By the final weeks of his campaign, however, as delegate math became a theme of the coverage, Santorum began to shrink as a focus in the media. The last week of March, he was a significant presence in 21% of the stories, down from 50% the week before. A week later, his coverage grew to 33%, but that included considerable speculation that he would soon exit the race.
The focus of the coverage of Santorum is also a study in how a candidate may not actually receive much vetting for his or her ideas or record until the press decides that person could possibly win.
In November and December 2011, 92% of Santorum’s coverage was framed around tactics, strategy and horse race—even if there weren’t many stories about his campaign at that point. What little coverage Santorum received, in other words, focused largely on his status in the polls.
During these first two months, just 2% focused on Santorum’s policy positions and effectively no coverage in which he was a significant presence was primarily framed around his record and background.
That changed only after he won something, the Iowa caucuses.
In January and February, 11% of Santorum’s coverage focused on his record and background and 7% on his positions. In March, as his candidacy appeared less viable, the examination of his positions and record shrank again.
Overall, from November through April 15, Santorum’s personal and public life accounted for 8% of his coverage—divided evenly between attention to the personal and public. That coverage included, on the personal side, significant attention to Santorum’s deeply held religious beliefs as a devout Catholic. When it came to his record in office, the earmarks he secured as a Pennsylvania senator were among the most frequent topics.
Another 7% of Santorum’s coverage was related to policy issues, primarily domestic ones. For all the Republican candidates, the economy and healthcare were the two main policy issues.
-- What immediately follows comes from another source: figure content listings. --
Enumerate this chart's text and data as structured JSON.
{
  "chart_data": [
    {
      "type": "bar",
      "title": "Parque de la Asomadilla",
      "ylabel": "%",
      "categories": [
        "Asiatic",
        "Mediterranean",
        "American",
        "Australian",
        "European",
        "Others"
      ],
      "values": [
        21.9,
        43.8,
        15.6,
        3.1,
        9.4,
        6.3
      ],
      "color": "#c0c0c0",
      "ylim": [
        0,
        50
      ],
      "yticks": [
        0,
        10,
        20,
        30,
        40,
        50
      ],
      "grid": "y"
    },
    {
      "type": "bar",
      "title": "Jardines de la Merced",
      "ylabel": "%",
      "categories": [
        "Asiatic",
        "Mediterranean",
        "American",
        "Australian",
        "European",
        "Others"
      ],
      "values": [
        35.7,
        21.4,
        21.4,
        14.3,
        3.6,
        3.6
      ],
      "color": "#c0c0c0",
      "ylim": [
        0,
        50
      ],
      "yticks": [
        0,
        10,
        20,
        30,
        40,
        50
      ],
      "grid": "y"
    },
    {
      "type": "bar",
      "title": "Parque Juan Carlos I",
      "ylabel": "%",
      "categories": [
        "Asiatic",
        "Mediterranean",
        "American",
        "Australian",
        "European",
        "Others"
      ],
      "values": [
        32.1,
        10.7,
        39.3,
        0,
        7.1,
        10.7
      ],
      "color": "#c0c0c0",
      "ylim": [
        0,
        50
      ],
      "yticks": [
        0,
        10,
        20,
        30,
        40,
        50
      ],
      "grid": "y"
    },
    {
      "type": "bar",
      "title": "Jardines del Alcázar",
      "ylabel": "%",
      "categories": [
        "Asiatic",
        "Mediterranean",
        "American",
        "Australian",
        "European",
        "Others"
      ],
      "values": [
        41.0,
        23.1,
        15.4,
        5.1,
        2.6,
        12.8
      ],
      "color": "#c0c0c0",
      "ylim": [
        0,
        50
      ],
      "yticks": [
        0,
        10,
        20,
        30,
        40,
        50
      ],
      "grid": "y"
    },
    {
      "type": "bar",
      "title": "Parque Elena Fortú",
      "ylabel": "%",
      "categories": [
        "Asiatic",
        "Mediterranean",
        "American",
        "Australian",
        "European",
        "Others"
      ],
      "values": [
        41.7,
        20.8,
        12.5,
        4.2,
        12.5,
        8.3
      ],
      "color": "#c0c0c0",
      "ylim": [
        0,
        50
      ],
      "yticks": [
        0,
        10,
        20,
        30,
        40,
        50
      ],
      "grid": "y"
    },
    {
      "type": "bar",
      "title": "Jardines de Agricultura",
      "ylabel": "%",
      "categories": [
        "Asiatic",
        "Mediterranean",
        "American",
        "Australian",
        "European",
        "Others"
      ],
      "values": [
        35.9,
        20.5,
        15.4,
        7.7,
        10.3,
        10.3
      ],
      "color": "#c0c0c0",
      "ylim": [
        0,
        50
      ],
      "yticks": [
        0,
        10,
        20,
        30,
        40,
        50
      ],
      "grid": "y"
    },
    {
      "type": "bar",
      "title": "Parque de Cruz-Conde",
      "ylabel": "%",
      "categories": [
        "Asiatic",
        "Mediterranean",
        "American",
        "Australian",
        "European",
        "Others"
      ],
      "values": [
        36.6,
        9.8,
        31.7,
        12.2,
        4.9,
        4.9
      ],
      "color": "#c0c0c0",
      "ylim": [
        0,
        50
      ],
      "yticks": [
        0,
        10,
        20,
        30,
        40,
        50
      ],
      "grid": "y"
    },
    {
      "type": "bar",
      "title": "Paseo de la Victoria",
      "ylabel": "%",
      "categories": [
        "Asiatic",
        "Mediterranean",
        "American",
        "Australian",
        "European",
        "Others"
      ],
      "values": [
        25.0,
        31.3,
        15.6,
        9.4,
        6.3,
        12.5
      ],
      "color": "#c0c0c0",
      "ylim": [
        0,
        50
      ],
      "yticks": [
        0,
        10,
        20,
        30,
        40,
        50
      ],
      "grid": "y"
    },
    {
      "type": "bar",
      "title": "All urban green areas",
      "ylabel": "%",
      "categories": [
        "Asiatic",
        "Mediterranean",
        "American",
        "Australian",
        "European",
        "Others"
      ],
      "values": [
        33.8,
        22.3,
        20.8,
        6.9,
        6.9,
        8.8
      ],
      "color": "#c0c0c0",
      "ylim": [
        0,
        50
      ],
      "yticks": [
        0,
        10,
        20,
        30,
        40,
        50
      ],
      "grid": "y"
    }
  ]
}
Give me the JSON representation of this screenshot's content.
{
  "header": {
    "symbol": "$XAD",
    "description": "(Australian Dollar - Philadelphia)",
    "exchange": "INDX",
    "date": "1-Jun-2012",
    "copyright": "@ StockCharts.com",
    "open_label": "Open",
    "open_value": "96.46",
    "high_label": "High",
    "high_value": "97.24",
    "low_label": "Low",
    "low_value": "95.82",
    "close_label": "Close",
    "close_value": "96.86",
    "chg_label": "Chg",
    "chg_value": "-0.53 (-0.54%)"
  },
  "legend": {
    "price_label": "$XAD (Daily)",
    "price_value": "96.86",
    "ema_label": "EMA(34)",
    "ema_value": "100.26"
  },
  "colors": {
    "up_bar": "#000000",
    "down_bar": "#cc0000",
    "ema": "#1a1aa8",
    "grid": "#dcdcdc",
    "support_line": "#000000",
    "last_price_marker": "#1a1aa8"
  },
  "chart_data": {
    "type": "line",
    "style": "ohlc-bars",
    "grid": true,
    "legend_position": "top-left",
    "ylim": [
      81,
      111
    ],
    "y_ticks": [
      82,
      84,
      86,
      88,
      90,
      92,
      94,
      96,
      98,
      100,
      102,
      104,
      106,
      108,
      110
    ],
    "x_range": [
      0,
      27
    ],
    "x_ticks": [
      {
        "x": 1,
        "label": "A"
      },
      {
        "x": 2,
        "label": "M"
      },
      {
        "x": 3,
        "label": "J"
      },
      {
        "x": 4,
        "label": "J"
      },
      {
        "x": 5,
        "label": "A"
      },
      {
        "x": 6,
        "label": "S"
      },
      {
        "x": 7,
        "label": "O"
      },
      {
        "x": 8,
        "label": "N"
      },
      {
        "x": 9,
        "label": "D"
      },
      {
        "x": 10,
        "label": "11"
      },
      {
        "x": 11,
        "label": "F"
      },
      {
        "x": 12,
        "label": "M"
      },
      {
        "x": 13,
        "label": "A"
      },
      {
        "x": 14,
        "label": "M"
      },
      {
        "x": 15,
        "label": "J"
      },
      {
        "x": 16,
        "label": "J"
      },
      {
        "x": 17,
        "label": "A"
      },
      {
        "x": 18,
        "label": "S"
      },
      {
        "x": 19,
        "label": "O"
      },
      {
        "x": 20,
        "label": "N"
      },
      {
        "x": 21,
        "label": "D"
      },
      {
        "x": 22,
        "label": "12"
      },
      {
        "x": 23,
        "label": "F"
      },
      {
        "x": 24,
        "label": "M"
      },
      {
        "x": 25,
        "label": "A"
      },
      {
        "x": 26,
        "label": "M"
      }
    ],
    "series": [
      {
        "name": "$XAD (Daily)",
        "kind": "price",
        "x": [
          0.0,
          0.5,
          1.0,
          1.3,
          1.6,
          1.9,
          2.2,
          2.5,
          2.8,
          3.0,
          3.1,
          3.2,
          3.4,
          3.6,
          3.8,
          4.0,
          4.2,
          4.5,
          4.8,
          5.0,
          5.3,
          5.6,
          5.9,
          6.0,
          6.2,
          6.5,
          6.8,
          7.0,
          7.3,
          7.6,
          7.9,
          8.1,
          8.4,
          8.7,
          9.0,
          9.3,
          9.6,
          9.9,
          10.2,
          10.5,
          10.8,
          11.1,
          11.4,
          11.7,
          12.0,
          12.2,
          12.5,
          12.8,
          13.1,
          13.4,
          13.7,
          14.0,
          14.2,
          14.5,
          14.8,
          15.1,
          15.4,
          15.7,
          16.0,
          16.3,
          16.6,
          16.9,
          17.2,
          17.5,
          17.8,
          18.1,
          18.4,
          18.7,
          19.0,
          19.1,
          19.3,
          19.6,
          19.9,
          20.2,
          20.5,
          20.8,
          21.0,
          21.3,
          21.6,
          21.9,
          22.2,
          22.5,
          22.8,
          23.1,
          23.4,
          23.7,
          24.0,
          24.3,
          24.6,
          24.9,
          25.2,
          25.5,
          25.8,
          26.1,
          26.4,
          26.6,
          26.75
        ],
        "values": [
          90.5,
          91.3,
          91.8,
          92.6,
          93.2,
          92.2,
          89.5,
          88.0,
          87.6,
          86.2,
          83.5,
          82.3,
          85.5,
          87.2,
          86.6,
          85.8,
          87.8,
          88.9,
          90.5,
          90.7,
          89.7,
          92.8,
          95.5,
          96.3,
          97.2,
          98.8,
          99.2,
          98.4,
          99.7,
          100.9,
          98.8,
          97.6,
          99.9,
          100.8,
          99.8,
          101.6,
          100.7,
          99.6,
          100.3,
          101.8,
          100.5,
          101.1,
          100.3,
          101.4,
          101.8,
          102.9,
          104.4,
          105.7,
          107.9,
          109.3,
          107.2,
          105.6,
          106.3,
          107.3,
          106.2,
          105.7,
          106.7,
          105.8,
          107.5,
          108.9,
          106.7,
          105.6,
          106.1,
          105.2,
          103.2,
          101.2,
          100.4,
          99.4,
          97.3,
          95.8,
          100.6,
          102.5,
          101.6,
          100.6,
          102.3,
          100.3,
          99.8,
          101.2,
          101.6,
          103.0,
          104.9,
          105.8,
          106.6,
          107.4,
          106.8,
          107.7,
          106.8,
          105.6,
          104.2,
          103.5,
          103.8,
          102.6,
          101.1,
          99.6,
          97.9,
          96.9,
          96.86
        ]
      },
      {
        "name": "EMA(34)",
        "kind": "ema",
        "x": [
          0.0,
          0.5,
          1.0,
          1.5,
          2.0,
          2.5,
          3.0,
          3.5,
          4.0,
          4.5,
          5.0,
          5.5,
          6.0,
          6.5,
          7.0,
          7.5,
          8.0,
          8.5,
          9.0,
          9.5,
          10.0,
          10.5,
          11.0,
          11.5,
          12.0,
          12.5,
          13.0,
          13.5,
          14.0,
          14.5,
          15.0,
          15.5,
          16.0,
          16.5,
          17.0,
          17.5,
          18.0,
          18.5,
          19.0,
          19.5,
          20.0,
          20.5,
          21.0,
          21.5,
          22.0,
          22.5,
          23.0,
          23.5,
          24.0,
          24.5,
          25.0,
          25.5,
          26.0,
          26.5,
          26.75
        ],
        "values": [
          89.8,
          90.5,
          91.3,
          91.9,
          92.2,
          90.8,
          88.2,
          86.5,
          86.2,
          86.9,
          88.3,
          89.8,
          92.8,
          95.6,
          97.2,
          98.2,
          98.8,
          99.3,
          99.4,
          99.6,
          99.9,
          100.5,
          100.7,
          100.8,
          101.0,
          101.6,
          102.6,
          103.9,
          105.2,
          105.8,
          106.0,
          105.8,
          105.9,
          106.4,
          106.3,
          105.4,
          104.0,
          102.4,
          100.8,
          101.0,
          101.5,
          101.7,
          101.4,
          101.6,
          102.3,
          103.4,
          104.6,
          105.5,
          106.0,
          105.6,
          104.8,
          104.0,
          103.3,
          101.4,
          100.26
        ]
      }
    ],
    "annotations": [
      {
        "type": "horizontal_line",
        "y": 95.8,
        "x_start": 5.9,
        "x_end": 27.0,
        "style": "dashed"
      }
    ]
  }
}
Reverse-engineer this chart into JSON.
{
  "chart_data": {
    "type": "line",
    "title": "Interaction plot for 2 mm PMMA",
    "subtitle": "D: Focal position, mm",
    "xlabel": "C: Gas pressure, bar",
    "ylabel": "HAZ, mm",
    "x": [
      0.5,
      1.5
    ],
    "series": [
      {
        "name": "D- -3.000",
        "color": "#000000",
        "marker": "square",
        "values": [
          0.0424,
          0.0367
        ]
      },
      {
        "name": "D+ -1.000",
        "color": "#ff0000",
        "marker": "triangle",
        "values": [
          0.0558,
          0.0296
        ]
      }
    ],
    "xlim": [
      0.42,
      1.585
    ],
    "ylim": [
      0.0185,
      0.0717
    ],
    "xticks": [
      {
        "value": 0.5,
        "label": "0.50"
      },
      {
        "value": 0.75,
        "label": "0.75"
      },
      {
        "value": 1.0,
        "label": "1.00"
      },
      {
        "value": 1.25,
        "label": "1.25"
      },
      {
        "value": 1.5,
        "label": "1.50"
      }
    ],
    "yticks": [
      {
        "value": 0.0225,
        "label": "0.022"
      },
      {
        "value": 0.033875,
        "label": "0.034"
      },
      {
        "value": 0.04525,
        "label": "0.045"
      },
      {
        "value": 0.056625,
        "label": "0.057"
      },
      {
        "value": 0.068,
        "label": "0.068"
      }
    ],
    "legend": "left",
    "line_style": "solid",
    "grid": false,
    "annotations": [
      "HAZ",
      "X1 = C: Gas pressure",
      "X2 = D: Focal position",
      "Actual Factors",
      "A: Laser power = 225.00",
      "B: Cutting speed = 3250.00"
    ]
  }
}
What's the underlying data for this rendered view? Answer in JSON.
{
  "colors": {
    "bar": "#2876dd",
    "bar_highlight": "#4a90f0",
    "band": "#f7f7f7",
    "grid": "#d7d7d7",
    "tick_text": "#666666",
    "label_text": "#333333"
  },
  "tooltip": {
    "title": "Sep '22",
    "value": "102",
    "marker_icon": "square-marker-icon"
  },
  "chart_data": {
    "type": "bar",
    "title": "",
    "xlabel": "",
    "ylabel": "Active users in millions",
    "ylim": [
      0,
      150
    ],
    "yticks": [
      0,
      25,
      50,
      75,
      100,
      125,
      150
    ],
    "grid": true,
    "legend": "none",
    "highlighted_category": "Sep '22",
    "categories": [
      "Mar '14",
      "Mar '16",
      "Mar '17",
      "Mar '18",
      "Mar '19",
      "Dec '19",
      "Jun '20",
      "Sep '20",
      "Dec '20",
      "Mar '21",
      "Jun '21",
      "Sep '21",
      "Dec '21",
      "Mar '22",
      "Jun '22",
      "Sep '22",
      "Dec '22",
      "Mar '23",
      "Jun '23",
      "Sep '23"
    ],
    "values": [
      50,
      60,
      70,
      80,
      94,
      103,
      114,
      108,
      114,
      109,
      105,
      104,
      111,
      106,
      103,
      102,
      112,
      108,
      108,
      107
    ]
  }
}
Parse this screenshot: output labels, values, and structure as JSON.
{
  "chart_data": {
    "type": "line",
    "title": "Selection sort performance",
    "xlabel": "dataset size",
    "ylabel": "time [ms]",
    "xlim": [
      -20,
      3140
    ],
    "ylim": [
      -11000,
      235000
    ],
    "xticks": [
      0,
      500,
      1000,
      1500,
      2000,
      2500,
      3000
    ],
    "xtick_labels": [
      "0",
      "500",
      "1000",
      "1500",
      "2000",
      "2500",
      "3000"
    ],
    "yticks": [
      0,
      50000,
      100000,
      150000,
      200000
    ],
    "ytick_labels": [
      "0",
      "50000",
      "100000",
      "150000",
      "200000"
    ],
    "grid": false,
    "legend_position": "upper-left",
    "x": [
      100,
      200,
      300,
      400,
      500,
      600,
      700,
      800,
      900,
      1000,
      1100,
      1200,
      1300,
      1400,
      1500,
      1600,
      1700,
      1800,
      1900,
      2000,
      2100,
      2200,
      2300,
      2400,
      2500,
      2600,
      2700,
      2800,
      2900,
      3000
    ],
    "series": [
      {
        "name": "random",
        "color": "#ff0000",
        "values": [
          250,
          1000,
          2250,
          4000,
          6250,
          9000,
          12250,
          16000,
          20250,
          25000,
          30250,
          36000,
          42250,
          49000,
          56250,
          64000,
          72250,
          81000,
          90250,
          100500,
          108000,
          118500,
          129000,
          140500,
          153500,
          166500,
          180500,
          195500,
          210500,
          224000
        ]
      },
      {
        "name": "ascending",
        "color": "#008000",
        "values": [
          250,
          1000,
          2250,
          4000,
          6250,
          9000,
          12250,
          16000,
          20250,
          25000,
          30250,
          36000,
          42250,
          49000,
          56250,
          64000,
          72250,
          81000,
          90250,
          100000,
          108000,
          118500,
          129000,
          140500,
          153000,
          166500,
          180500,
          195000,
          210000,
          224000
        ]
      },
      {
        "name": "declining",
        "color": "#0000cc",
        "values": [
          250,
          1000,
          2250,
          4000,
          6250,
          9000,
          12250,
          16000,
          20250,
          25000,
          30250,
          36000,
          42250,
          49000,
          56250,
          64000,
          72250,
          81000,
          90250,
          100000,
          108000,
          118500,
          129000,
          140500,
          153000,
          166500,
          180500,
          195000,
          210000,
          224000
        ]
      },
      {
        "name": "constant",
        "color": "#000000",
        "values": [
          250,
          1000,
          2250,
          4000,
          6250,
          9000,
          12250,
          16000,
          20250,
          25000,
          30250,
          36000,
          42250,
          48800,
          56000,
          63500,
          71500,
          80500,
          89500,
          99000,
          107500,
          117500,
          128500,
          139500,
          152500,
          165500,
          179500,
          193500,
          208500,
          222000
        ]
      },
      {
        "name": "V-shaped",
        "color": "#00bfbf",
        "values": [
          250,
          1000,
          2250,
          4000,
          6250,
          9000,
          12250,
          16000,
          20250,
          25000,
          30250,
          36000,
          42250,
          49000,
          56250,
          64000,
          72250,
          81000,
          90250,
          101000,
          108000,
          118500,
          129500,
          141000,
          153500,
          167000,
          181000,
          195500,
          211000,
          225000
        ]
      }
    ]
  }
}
But Santorum also generated significant attention for his views on education, abortion and topics such as pornography and contraception—positions that were in many cases closely intertwined with his religious beliefs.
And 79% of the coverage about the former Pennsylvania senator from November to April 15 focused on strategy, momentum, advertising and fundraising—numbers very much in keeping with those of the other candidates.